Checks in mid-August: Calcot offers cash advance program
Byline: Harry Cline Farm Press Editorial Staff
It doesn’t happen every year, but often cotton producers come to the end of the season needing a little extra cash to “finish” the crop.
That could be for insect control; pre-harvesting conditioning or a little extra for defoliation. Or to get ready for harvest after heavier-than-anticipated expenses early on.
Calcot members can get those few dollars using a unique program just announced by the 1,600-member California and Arizona cotton marketing cooperative.
“One of the things our members have been asking for is getting their money sooner,” said Calcot president David Farley. “We’ve been exploring a number of options and this is just one of our initiatives.
Calcot’s new summer advance program will allow producers to receive three cents per pound in mid-August, instead of waiting for the full regular advance paid on delivery of cotton to Calcot warehouses.
Typically, growers at harvesttime – usually in early October – receive an advance payment for their cotton. The advance is established by the board of directors and is based on a percentage of anticipated value of the cotton, adjusted for varieties, qualities and marketing pool.
“This early summer advance will be extremely useful to members who need to improve their cash flow to finish up the harvest, or perhaps to do one last preventative spraying to protect cotton quality,” said Farley.

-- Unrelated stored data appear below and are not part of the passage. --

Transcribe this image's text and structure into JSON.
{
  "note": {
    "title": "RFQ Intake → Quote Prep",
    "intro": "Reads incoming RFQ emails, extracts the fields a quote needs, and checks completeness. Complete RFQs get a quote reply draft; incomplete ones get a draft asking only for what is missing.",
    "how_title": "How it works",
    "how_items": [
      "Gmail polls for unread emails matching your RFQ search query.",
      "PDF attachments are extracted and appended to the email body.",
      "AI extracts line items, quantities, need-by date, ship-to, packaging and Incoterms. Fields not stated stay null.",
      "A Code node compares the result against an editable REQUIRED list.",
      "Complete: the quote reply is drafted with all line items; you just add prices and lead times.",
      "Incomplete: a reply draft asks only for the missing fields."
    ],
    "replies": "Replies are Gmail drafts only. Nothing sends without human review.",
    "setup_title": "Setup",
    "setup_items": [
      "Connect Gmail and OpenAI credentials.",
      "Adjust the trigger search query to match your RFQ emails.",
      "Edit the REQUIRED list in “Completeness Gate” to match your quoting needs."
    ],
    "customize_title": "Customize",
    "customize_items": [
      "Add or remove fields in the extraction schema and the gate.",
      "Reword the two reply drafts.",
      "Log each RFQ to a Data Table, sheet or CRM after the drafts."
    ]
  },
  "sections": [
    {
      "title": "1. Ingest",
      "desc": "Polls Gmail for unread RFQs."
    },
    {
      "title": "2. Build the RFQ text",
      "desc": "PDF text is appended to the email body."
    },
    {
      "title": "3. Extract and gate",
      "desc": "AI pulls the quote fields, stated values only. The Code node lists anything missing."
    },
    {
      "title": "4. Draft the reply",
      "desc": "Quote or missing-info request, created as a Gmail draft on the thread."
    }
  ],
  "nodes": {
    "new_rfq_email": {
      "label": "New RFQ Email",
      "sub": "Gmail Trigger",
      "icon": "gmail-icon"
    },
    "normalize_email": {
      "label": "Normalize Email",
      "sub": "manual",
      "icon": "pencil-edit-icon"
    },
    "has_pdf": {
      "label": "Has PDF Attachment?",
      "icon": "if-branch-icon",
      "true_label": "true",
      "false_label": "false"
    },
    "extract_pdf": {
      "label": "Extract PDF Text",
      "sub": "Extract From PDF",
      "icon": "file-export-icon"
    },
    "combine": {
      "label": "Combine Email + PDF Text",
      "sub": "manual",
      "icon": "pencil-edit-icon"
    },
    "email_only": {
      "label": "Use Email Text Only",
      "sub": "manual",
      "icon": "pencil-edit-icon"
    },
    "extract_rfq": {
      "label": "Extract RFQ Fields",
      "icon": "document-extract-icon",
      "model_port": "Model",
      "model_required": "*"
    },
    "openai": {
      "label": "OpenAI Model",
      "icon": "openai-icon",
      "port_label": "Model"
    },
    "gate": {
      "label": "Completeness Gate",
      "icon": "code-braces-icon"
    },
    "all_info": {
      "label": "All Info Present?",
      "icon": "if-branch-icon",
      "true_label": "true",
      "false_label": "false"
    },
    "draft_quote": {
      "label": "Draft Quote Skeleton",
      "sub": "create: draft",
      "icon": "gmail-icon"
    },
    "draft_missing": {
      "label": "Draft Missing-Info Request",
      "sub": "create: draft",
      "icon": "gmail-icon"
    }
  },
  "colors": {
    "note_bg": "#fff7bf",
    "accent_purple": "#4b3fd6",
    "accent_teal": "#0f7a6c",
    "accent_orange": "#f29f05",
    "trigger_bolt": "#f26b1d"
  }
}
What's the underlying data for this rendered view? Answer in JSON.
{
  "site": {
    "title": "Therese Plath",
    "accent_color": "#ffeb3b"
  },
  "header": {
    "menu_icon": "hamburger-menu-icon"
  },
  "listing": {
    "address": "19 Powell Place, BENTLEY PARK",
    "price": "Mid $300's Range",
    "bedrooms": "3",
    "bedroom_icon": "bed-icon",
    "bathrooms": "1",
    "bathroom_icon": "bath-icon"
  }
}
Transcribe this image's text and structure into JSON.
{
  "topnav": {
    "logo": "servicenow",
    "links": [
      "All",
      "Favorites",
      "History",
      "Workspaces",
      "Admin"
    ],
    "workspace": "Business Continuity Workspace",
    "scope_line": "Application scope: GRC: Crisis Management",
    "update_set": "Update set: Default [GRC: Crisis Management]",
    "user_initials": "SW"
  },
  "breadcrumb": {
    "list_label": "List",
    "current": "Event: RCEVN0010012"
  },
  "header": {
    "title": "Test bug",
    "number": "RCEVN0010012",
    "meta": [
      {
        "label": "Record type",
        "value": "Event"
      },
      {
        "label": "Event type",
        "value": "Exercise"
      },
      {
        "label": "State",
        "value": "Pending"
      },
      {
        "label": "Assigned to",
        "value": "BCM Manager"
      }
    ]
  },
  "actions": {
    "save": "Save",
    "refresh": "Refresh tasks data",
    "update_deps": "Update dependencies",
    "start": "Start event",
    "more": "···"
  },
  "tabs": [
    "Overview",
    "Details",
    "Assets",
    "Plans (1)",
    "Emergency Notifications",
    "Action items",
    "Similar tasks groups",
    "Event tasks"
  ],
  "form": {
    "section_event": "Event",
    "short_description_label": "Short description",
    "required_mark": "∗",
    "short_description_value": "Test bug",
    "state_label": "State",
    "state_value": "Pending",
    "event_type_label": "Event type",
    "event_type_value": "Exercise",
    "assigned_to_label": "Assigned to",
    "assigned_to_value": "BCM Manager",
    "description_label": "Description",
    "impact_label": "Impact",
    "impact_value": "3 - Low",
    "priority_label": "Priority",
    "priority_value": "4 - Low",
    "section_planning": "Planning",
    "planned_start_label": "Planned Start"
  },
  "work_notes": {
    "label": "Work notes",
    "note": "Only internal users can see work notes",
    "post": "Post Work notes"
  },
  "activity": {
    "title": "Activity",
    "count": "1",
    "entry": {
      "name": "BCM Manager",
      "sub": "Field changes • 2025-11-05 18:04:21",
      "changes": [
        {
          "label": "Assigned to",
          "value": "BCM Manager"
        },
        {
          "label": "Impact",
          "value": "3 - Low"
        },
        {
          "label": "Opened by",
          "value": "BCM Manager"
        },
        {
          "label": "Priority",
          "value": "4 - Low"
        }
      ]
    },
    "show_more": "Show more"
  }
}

“Regardless, the choice is up to the grower,” he added.
Under the program approved by the cooperative’s directors, members must sign up for the option by May 1. However, they do not have to use the option.
The new program will not change the system currently in place; an initial advance, followed by progress payments and a final settlement.
The key difference is that before the new option, growers could not receive an advance prior to harvest.
The program is strictly optional, he said.
The advance payment will be made Aug. 15, and payment based on grower acreage and projected yield. Calcot will use USDA’s objective yield survey figures released in early August as the season’s base to determine yield limits, which will be calculated at 80 percent of USDA’s numbers.
For example, if USDA predicts 1,439 pounds for California, growers in the program would be eligible for payment based on 1,151 pounds.
Interest will be charged on the advance amounts at Calcot’s cost of funds, and the early payment will be deducted from the regular advance received upon delivery.
Annually Calcot sells over a million bales of Far West cotton to textile markets worldwide with total yearly sales of about $500 million.